The same holds for bigger numbers. An int64 for example is a 64 bit unsigned integer with a range of -9223372036854775808 to 9223372036854775807. It is also the standard type on a 64 bits machine. You might think bigger is better. You’d be wrong. If you know the elements of your array are never going to be bigger than 100, why waste all the memory space? You might be better off setting your array to uint8 to conserve memory. In general however, the default setting is fine. Only when you run into memory related problems should you remember this comment.
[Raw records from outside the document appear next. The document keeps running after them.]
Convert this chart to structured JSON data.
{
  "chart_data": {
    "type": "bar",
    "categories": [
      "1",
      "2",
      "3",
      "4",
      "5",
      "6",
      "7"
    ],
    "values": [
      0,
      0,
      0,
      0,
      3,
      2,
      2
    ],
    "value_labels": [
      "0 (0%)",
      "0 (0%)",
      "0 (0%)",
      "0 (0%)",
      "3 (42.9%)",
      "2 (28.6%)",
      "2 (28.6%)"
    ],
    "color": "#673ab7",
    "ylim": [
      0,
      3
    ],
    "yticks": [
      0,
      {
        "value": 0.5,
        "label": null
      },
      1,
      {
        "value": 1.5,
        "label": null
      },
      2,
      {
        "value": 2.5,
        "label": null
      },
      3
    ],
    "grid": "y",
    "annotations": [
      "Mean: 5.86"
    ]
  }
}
What happens when you set numbers bigger than the maximum value of your dtype?

>>> import numpy as np
>>> a = np.array([200], dtype='uint8')
>>> a + a
array([144], dtype=uint8)

That doesn’t seem right, does it? If you add two uint8, the result of 200 + 200 cannot be 400, because that doesn’t fit in a uint8. In standard Python, Python does a lot of magic in the background to make sure the result is the 400 you would expect. But numpy doesn’t, and will return 144. Why 144 is left as an exercise. To fix this, you should make sure that your numbers where not stored as uint8, but as something larger; uint16 for example. That way the resulting 400 will fit.

>>> import numpy as np
>>> a = np.array([200], dtype='uint16')
>>> a + a
array([400], dtype=uint16)

By now you must be thinking: so bigger is better after all! Just use the biggest possible int all the time, and you’ll be fine! Apart from the fact that there is no biggest int, there is a bigger problem. If you work with images, each pixel from that image is stored as an RGB tuple: the intensity in red, green and blue. Each of these is a uint8 value for most standard formats such as .jpg and .png. For example, (0, 0, 0) will be black, and (255, 0, 0) is red. This means that when you load an image from your hard drive this dtype is selected for you, and if you are not aware of this, what will happen when you add an image to itself? (In other words, place two copies on top of each other) You might expect that everything will become more dense. Instead, you’ll get noise because of the effect we just talked about.

6.6. Changing dtype

To change the dtype of an existing array, you can use the astype method:

>>> import numpy as np
>>> a = np.array([200], dtype='uint8')
>>> a.astype('uint64')

6.7. Advanced Usage

Numpy has vast capabilities. It has way too many options to discuss here. More information can be found in

  1. the Quickstart Numpy Tutorial;
  2. the Numpy indexing documentation (for advanced slicing and indexing);
  3. and the Numpy broadcasting rules (for what happens when performing operations between arrays of different shapes and sizes).

6.8. Excercises

  1. Make an array with dtype = uint8 and elements of your choosing. Keep adding to it until (one of) the items go over 255. What happens? Hint: make an array, and just add a constant to it. The constant will be added to all the items of the array element-wise.

  2. Use a mask to multiply all values below 100 in the following list by 2:

    >>> a = np.array([230, 10, 284, 39, 76])
    

    Repeat this until all values are above 100. (Not manually, but by looping)

    Then, select all values between 150 < a < 200.